3. Protect against cerebrovascular damage: IAP increases intra-thoracic pressure (ITP) causing an increase in systolic pressure. It was earlier speculated that high systolic pressure may damage the arteries, however, studies have suggested that increase in ITP (during Resistance exercise with Valsalva Maneuver) is transmitted directly to Intra-Cranial Pressure (ICP) i.e. the pressure surrounding the arteries. Since Arterial pressure and ICP are elevated equally, thus there are no changes observed in Cerebrovascular transmural pressure (CVTMP; equals to the systolic pressure minus ICP).

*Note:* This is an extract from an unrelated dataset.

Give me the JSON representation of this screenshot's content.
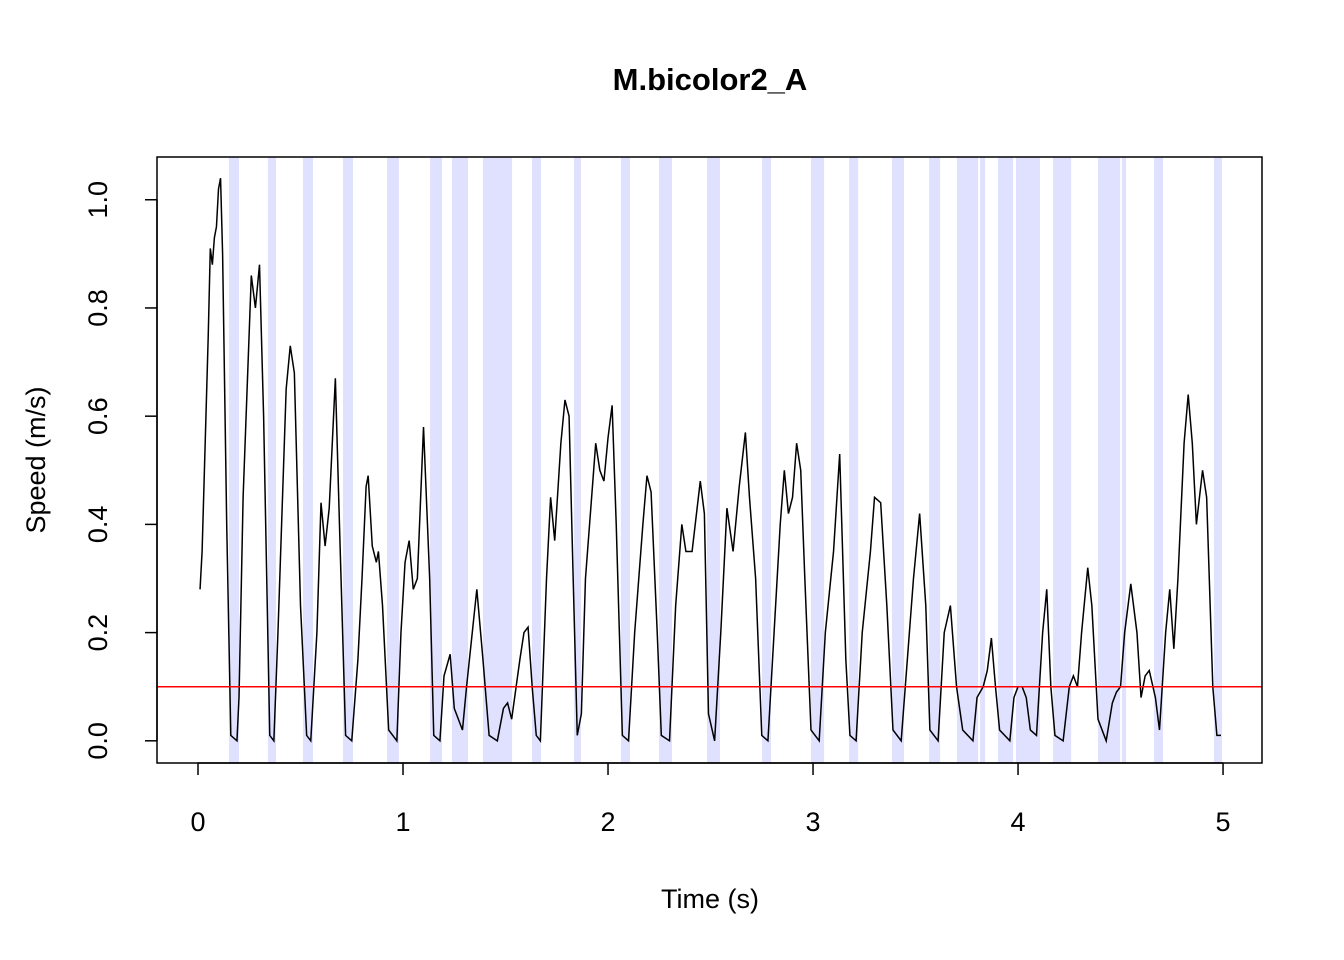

On the other hand, Resistance exercise without Valsalva Maneuver results in a significantly greater increase in CVTMP.
Thus, it is concluded that VM during RE may prevent against cerebrovascular damage during lifting.
Risk factors for Valsalva maneuver:
The dramatic increase in the heart rate and blood pressure: Depending on the duration of maneuver, increase in ITP simultaneously leads to decreased venous return and potentially reduced cardiac output. This result in an increase in Heart rate to maintain cardiac output and vasoconstriction to maintain blood pressure. As the pressure on the chest is released, increase in venous return accompanies, resulting in an increase in cardiac output and dramatic increase in blood pressure, that may require minutes to return to baseline. This could have following implications:
1. The reduced cardiac output during VM may induce symptoms of light-headedness or dizziness.

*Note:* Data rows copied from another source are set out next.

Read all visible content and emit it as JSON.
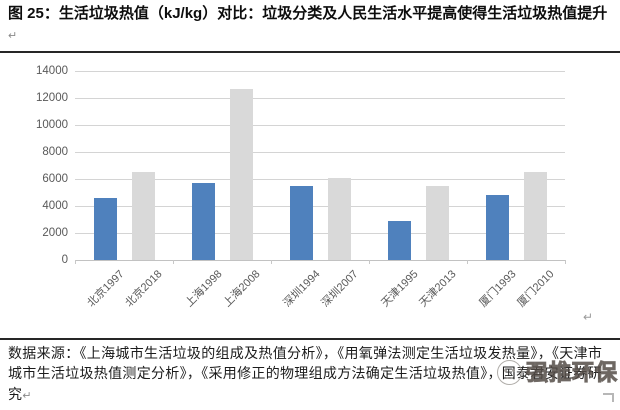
{
  "title": {
    "text": "图 25：生活垃圾热值（kJ/kg）对比：垃圾分类及人民生活水平提高使得生活垃圾热值提升"
  },
  "return_mark": "↵",
  "chart_data": {
    "type": "bar",
    "title": "生活垃圾热值（kJ/kg）对比",
    "categories": [
      "北京1997",
      "北京2018",
      "上海1998",
      "上海2008",
      "深圳1994",
      "深圳2007",
      "天津1995",
      "天津2013",
      "厦门1993",
      "厦门2010"
    ],
    "values": [
      4600,
      6500,
      5700,
      12700,
      5500,
      6100,
      2900,
      5500,
      4800,
      6500
    ],
    "bar_color_pattern": [
      "#4f81bd",
      "#d9d9d9"
    ],
    "pair_grouping": 2,
    "ylim": [
      0,
      14000
    ],
    "yticks": [
      0,
      2000,
      4000,
      6000,
      8000,
      10000,
      12000,
      14000
    ],
    "xlabel": "",
    "ylabel": "",
    "grid": true,
    "legend": "none"
  },
  "source_note": {
    "text": "数据来源：《上海城市生活垃圾的组成及热值分析》，《用氧弹法测定生活垃圾发热量》，《天津市城市生活垃圾热值测定分析》，《采用修正的物理组成方法确定生活垃圾热值》，国泰君安证券研究"
  },
  "watermark": {
    "text": "强推环保",
    "icon": "smiley-stamp-icon"
  }
}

2. Safety of VM needs to be established in patients with heart diseases. Elevated blood pressure may result in symptoms of myocardial ischemia.
1. Williams, Mark A., et al. “Resistance exercise in individuals with and without cardiovascular disease: 2007 update.” Circulation116.5 (2007): 572-584.
2. Arjmand, N., and A. Shirazi-Adl. “Role of intra-abdominal pressure in the unloading and stabilization of the human spine during static lifting tasks.” European Spine Journal 15.8 (2006): 1265-1275.
3. Björk, Julia. “The effect of a weightlifting belt and the use of Valsalva maneuver on power output and velocity in a squat.” (2017).
4. Nachemson, Alf L., Gunnar BJ Andersson, and Albert B. Schultz. “Valsalva Maneuver Biomechanics: Effects on Lumbar Trunk Loads of Elevated Intraabdominal Pressures.” Spine 11.5 (1986): 476-479.
5. Haykowsky, Mark J., et al. “Resistance exercise, the Valsalva maneuver, and cerebrovascular transmural pressure.” Medicine & Science in Sports & Exercise 35.1 (2003): 65-68.